Quem é a pessoa que mais te causa ciúmes?

A resposta que eu não queria ouvir:

É claro que é a Garota Mais Legal Do Mundo. Essa menina já me tirou o sono.

Obviamente, perguntei a razão. Então ela me explicou como é terrível o sentimento de estar sempre perdendo. Não me contou chorando, nem triste, estava bem tranquila e eu podia sentir isso. Descreveu-me que, quando não se é Tão Legal, é difícil prender minha atenção, é impossível realmente competir com alguém que sabe exatamente do que estou falando (não houve um diazinho sequer onde minha namorada não me mandou um “Não entendi”), que gosta das mesmas coisas que eu, compreende meu ritmo, é linda (namorada nunca entende que Até Que Se Prove O Contrário, Ela É A Mulher Mais Linda Do Mundo), faz música (“você já deixou de sair COMIGO pra mexer nesses teus som de videogame!”), sabe andar de salto (ela não sabe, HAHAHA uma namorada que não sabe andar de salto). O que ela me contou, nas entrelinhas, é que não tinha medo de ser traída, já que “isso a gente resolve fácil, é só matar você e a sirigaita”, e que ciúme na cabeça dela não se tratava realmente disso. O que a deixava triste era não ter minha atenção total e criar ilusões de que, se ela fosse muito mais Legal, ela a teria.
Não podia nem argumentar. Tenho costume de odiar conversa com menina que gosta de “estudar”, versada em economia, política, física, essas coisas que vão endurecendo e apodrecendo corações comuns. Só que o conhecimento e o apreço da GMLDM pelas Coisas Legais era tão puro, tão bonito e tão incorporado ao caráter dela, que a tornava realmente interessante por esse motivo.
“Não precisa ficar pensando numa desculpa, sei que ela é mais interessante que eu.” não pude nem me defender. “Mas duvido que foi nela que você pensou pra ficar melhor hoje, então por mim tudo bem.” não pude nem pedir para me defender. “E também não acha que esqueci que você conversa com a outrazinha lá que você já gostou” desisti, mas já estava com muito sono então nem pensava em tentar. Ela, percebendo, me deu um beijo de despedida e aguardou pacientemente pelo fim do meu dia.
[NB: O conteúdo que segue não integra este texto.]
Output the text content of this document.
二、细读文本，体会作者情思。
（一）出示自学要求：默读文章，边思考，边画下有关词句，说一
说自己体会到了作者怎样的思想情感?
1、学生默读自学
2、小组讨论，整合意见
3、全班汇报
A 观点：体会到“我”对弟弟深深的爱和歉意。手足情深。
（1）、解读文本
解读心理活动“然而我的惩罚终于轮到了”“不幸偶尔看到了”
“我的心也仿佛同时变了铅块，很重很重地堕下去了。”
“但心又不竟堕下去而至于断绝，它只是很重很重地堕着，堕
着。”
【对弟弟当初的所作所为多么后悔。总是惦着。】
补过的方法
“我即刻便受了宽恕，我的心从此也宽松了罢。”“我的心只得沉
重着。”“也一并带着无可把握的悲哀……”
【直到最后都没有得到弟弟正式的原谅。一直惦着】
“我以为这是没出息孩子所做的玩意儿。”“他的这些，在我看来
Aos poucos vou entendendo mais que é possível ser feliz.
E menos as mulheres. Outro dia descobri que a nota fiscal da compra do expectorante era charminho. Odeio minha namorada.

[1] É brincadeira! Pode continuar acreditando no aquecimento global, foi só uma piada. Hahaha, eu poderia ter sacaneado o horóscopo no lugar! Quer dizer, piorei a situação, não tô comparando aquecimento global a horóscopo. Longe de mim. É só uma piada, faz sentido, clima instável, gripe… Só não queira descobrir que uma das doenças foi intoxicação alimentar em São Paulo.
Se eu pudesse, teria omitido essa piada. Mas tinha que vingar a chacota com astrologia, mesmo a horoscópica. Se é pela Garota Mais Legal Do Mundo, vale a pena.

[2] Ministério da Saúde: favor, não prender minha namorada. Ou eu… eu… te chamo de fascista, sei lá.